As an adjective, priority is usually synonymous with high priority, i.e. assigned a higher degree of importance or attention: a priority client, priority boarding, a priority transmission from Starfleet, and probably, priority cities in the scope of the XYZ policy.
As a noun, however, priority can refer either to the order of precedence in general— you might triage your email inbox into high-priority, normal priority, and low-priority messages— or to the assignment of a higher order of precedence or attention to something.
Some languages appear to employ different words to make the distinction, e.g. priorité and prioritaire, приоритет and приоритетный, but English does not.
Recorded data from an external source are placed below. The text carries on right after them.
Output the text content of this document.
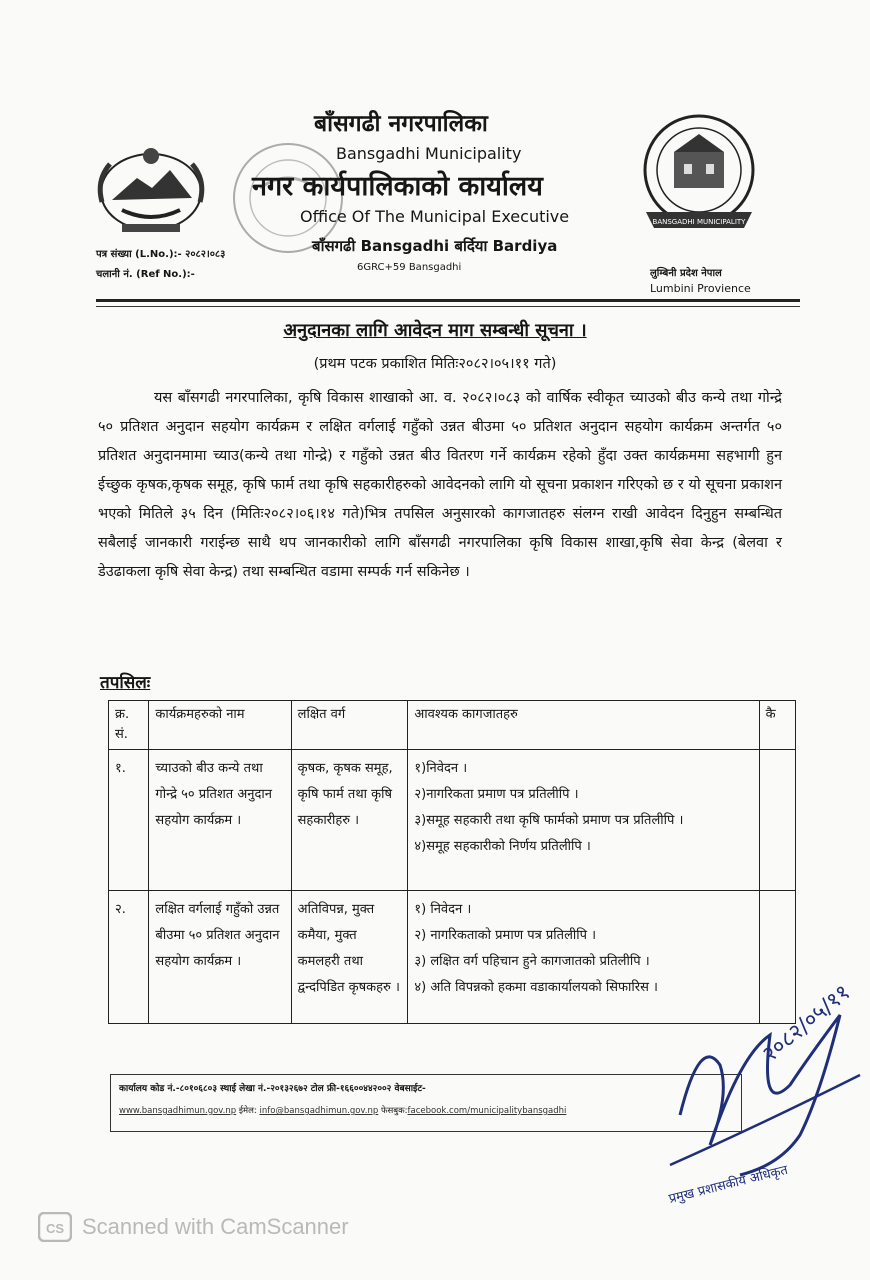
BANSGADHI MUNICIPALITY
बाँसगढी नगरपालिका
Bansgadhi Municipality
नगर कार्यपालिकाको कार्यालय
Office Of The Municipal Executive
बाँसगढी Bansgadhi बर्दिया Bardiya
6GRC+59 Bansgadhi
पत्र संख्या (L.No.):- २०८२।०८३
चलानी नं. (Ref No.):-	लुम्बिनी प्रदेश नेपाल
Lumbini Provience
अनुदानका लागि आवेदन माग सम्बन्धी सूचना ।
(प्रथम पटक प्रकाशित मितिः२०८२।०५।११ गते)

यस बाँसगढी नगरपालिका, कृषि विकास शाखाको आ. व. २०८२।०८३ को वार्षिक स्वीकृत च्याउको बीउ कन्ये तथा गोन्द्रे ५० प्रतिशत अनुदान सहयोग कार्यक्रम र लक्षित वर्गलाई गहुँको उन्नत बीउमा ५० प्रतिशत अनुदान सहयोग कार्यक्रम अन्तर्गत ५० प्रतिशत अनुदानमामा च्याउ(कन्ये तथा गोन्द्रे) र गहुँको उन्नत बीउ वितरण गर्ने कार्यक्रम रहेको हुँदा उक्त कार्यक्रममा सहभागी हुन ईच्छुक कृषक,कृषक समूह, कृषि फार्म तथा कृषि सहकारीहरुको आवेदनको लागि यो सूचना प्रकाशन गरिएको छ र यो सूचना प्रकाशन भएको मितिले ३५ दिन (मितिः२०८२।०६।१४ गते)भित्र तपसिल अनुसारको कागजातहरु संलग्न राखी आवेदन दिनुहुन सम्बन्धित सबैलाई जानकारी गराईन्छ साथै थप जानकारीको लागि बाँसगढी नगरपालिका कृषि विकास शाखा,कृषि सेवा केन्द्र (बेलवा र डेउढाकला कृषि सेवा केन्द्र) तथा सम्बन्धित वडामा सम्पर्क गर्न सकिनेछ ।

तपसिलः
क्र. सं.	कार्यक्रमहरुको नाम	लक्षित वर्ग	आवश्यक कागजातहरु	कै
१.	च्याउको बीउ कन्ये तथा गोन्द्रे ५० प्रतिशत अनुदान सहयोग कार्यक्रम ।	कृषक, कृषक समूह, कृषि फार्म तथा कृषि सहकारीहरु ।	१)निवेदन ।
२)नागरिकता प्रमाण पत्र प्रतिलीपि ।
३)समूह सहकारी तथा कृषि फार्मको प्रमाण पत्र प्रतिलीपि ।
४)समूह सहकारीको निर्णय प्रतिलीपि ।	

२.	लक्षित वर्गलाई गहुँको उन्नत बीउमा ५० प्रतिशत अनुदान सहयोग कार्यक्रम ।	अतिविपन्न, मुक्त कमैया, मुक्त कमलहरी तथा द्वन्दपिडित कृषकहरु ।	१) निवेदन ।
२) नागरिकताको प्रमाण पत्र प्रतिलीपि ।
३) लक्षित वर्ग पहिचान हुने कागजातको प्रतिलीपि ।
४) अति विपन्नको हकमा वडाकार्यालयको सिफारिस ।	

कार्यालय कोड नं.-८०१०६८०३ स्थाई लेखा नं.-२०१३२६७२ टोल फ्री-१६६००४४२००२ वेबसाईट-
www.bansgadhimun.gov.np ईमेल: info@bansgadhimun.gov.np फेसबुक:facebook.com/municipalitybansgadhi
२०८२/०५/११
प्रमुख प्रशासकीय अधिकृत
CS Scanned with CamScanner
Where you see prioritary in a non-mathematical context, therefore, I would suppose it to be a mistranslation.
Similarly, the verb to prioritize refers both to the general evaluation of something for its importance and to the assignment of a high level of importance to something. Thus, this filter prioritizes messages from clients can mean either that it evaluates and assigns a priority to the messages from clients, or that it assigns a high priority to all messages from clients and a lower priority to other messages. These messages are prioritized is similarly ambiguous. Additional context is required to understand which meaning is intended.